Rare SERPINA1 variant genotypes and alpha-1 antitrypsin levels in non-Hispanic white individuals and effects on lung function and computed tomography scan–based emphysema. Detailed genotypes in white individuals are shown as those without a rare SERPINA1 variant (MM), those with one rare variant (V_R) that is not PI (protease inhibitor) type S or Z (MV_R), those with one PI type S allele and no other variant (MS), PI type Z heterozygotes (MZ), PI type S homozygotes (SS), compound heterozygotes with PI type S except PI type Z (SV_R), PI type S and Z-containing compound heterozygotes (SZ), Z-containing compound heterozygotes with additional rare variants except PI type S (ZV_R), and PI type Z homozygotes (ZZ), as shown. MV_R heterozygotes included those with Lys⁴⁰⁴Arg (n = 1), Pro³⁹³Ser (PI M_wurzburg; n = 3), Ile³⁶⁴Val (n = 1), Ser³⁵⁴Phe (PI S_Munich; n = 2), Pro³⁵⁰Ser (n = 1), Ala³⁰⁸Ser (n = 7), Asp²⁸⁰Val (PI P_Lowell, Q0_Cardiff; n = 1), Arg²⁴⁷Cys (PI F; n = 8), Tyr²¹¹Cys (n = 1), Tyr¹⁸⁴Terfs (PI Q0_{Granite Falls}; n = 1), Gly¹⁷²Trp (PI M2_Obernburg; n = 5), Ser⁶⁹Phe (n = 1), and Arg⁶³Ser (PI I; n = 6). ZV_R compound heterozygotes included one PI Z/PI M_6Passau, one PI Z/PI I, and one PI Z/Ala³⁰⁸Ser. SV_R compound heterozygotes included one PI S/Ile³¹⁷Thr. Regression-based analyses were adjusted by study site, age, sex, body mass index, and pack-years smoking history for lung function ([A] FEV₁% and [B] FEV₁/FVC ratio).

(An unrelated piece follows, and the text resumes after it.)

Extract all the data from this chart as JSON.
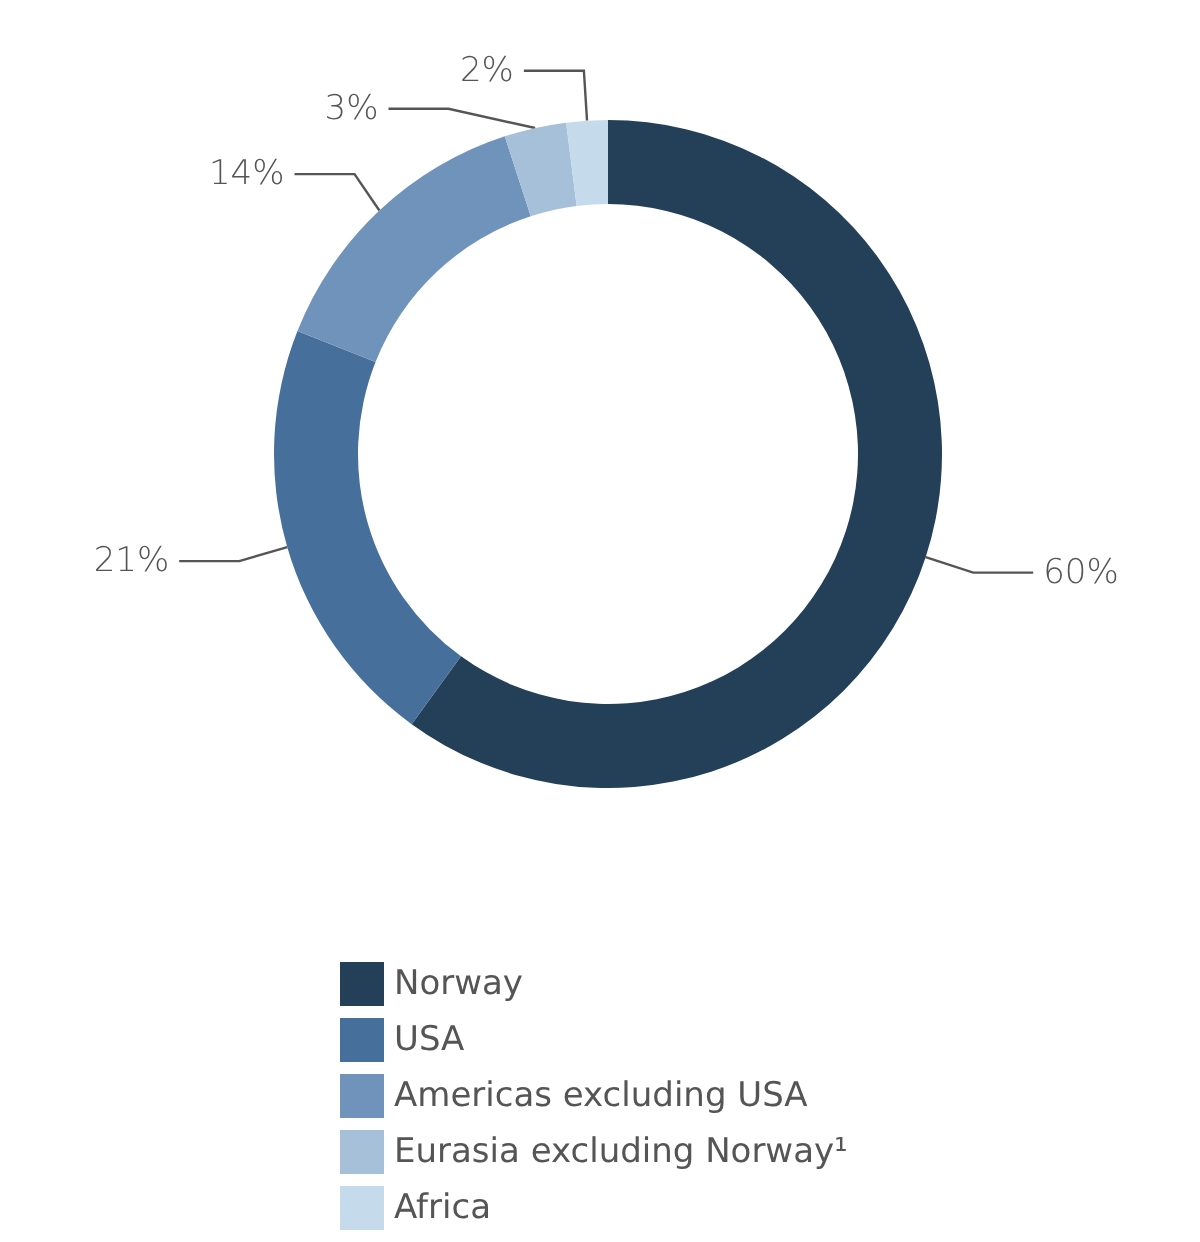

Models also included height for (C) log-transformed computed tomography scan–based emphysema based on percentage of the area in bilateral lungs with density of −950 Hounsfield units (HFU) or less (% area ≤ −950 HFU). α1AT = alpha-1 antitrypsin.

Figure 5.

Effects on non-PI (protease inhibitor) type S or Z rare SERPINA1 variants associated with alpha-1 antitrypsin concentrations on computed tomography scan–based emphysema in non-Hispanic white individuals. Regression-based analyses were adjusted by study site, age, sex, pack-years smoking history, body mass index, and height. Bars represent the means, red dots on the right column represents subjects without rare SERPINA1 variants (common, major allele homozygotes), and the dots of multiple colors on the right column represent different heterozygotes for one of five different rare SERPINA1 variants associated with lower alpha-1 antitrypsin concentrations (P = 0.05) or with mean concentrations ≤1.5 mg/ml, excluding PI type S and Z. HFU = Hounsfield units.